Dredging group DEME escapes €12.6m confiscation in bribery case
Dredging group DEME escaped a 12.6 million euro confiscation in a major bribery trial on Wednesday after the case was declared inadmissible. The case concerned dredging work at the port of Sabetta in Russia.
The Ghent criminal court declared the case against DEME inadmissible for all defendants on the grounds that the right to a fair trial had been violated. The court ruled that emails which the prosecution claimed were evidence of a 12.6 million euro bribe had been obtained illegally.
Criminal complaint
The case centres on the award of a contract to dredge the port of Sabetta, one of the world's largest LNG terminals, on the Yamal peninsula in northern Russia. The Russian ministry of transport had awarded the project to the Russian company USK Most. Two Belgian dredging companies, DEME and Jan De Nul, tendered for the dredging subcontract in 2013.

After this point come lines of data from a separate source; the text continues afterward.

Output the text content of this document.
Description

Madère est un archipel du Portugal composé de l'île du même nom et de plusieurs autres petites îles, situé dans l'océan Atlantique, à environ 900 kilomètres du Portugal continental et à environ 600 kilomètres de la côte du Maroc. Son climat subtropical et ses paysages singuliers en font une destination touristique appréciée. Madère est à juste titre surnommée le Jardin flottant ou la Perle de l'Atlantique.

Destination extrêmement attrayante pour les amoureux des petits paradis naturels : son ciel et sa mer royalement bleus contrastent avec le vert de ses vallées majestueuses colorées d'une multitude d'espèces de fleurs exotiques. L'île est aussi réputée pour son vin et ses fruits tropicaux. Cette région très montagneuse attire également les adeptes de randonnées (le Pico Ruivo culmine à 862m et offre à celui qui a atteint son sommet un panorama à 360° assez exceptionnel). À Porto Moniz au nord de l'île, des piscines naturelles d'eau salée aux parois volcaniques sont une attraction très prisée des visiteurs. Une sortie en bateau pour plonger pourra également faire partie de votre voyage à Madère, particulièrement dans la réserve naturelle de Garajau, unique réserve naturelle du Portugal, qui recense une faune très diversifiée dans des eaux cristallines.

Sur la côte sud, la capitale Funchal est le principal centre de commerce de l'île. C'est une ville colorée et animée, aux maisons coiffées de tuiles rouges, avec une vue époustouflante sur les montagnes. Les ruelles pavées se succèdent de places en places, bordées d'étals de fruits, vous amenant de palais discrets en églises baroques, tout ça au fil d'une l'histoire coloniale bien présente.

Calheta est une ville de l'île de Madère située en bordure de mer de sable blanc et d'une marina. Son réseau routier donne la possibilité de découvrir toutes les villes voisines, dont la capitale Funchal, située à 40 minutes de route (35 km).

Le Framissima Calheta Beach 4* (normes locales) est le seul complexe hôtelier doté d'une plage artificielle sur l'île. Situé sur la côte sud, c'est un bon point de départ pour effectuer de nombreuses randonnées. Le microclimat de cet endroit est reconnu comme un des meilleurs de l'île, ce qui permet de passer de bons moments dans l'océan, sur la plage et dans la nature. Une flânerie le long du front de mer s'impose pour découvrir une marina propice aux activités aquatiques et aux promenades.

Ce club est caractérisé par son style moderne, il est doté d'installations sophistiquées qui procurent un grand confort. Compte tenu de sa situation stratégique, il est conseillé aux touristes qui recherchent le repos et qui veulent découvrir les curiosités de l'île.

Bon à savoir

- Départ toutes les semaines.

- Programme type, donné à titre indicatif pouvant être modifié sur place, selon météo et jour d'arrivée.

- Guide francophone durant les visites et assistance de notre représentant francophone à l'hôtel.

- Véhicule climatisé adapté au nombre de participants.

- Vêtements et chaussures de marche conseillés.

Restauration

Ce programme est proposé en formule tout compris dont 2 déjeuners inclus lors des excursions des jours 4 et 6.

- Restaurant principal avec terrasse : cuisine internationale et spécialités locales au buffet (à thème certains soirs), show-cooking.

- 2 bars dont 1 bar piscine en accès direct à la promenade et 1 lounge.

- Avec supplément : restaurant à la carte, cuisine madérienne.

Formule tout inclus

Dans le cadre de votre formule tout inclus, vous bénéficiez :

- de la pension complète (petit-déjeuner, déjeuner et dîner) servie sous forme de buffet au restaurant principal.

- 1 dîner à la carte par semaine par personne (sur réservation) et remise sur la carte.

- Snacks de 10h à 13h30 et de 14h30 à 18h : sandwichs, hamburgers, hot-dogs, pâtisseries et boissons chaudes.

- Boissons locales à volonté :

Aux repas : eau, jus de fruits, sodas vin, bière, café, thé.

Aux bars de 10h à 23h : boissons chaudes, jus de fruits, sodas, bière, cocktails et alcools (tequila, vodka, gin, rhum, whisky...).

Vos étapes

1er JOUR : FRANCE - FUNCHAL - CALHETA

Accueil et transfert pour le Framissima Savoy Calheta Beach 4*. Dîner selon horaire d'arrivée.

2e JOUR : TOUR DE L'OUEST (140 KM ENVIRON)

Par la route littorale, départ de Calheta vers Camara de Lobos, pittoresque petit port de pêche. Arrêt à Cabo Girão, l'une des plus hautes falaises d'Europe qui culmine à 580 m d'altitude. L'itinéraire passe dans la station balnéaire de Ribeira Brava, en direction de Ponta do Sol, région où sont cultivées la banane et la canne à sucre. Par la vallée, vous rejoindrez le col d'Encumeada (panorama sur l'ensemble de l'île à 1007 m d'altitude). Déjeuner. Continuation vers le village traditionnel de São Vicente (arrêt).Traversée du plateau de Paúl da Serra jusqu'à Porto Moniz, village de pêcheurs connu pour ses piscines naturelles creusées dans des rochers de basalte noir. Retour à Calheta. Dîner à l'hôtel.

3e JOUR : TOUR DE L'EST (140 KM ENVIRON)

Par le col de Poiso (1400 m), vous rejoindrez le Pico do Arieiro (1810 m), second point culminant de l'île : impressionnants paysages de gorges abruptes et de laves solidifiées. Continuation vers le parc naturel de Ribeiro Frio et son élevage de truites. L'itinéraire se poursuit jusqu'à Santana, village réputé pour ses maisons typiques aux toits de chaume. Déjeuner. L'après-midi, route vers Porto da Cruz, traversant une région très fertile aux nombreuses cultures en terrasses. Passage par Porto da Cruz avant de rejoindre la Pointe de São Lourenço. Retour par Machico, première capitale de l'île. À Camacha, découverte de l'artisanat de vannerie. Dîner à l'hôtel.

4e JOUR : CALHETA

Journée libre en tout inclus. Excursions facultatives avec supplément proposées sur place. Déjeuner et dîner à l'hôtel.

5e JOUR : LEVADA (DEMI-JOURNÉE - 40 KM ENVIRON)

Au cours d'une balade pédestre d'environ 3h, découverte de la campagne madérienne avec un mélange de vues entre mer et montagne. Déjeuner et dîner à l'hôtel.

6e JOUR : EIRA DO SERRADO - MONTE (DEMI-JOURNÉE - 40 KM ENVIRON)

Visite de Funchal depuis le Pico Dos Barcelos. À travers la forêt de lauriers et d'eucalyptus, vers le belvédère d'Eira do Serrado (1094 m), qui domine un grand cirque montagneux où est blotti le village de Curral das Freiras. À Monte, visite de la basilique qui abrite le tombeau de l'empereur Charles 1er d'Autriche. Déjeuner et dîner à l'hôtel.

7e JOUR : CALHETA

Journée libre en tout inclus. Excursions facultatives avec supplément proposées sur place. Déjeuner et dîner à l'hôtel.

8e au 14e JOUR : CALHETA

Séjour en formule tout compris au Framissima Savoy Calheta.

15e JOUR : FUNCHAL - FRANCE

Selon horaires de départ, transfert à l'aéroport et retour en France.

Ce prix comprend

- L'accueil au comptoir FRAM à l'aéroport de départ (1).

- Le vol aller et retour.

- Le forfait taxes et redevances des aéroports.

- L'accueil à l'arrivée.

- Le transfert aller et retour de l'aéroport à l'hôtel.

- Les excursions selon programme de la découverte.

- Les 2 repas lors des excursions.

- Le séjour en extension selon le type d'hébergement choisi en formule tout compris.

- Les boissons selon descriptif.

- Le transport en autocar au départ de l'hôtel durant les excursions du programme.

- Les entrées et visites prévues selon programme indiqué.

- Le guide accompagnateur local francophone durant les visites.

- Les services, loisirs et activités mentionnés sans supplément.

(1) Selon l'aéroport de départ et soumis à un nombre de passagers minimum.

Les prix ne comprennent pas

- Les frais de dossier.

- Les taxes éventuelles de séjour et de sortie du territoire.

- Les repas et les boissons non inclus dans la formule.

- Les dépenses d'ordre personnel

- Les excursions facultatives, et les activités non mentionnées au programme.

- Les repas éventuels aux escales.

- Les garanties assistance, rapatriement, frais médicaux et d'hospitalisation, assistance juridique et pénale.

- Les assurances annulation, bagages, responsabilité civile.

DEME won the contract through its Russian joint venture Mordraga, but De Nul suspected a conflict of interest with an intermediary. Following a criminal complaint by Jan De Nul, the East Flanders public prosecutor's office launched an investigation in 2016.
Former employee
Search warrants issued by the FBI, which was called in 2018 to examine the email addresses of suspects, revealed the bribery affair. According to the court, the central figure was a former DEME employee who sat on the committee that decided on the award of the subcontract.
The former employee, Sofia M.-N., founded her own consulting company in 2012 and was officially paid 175,000 euros as a consultant by DEME. However, the investigation revealed that the woman also allegedly received 4,188,000 euros in bribes through screen companies in Cyprus and Panama linked to DEME.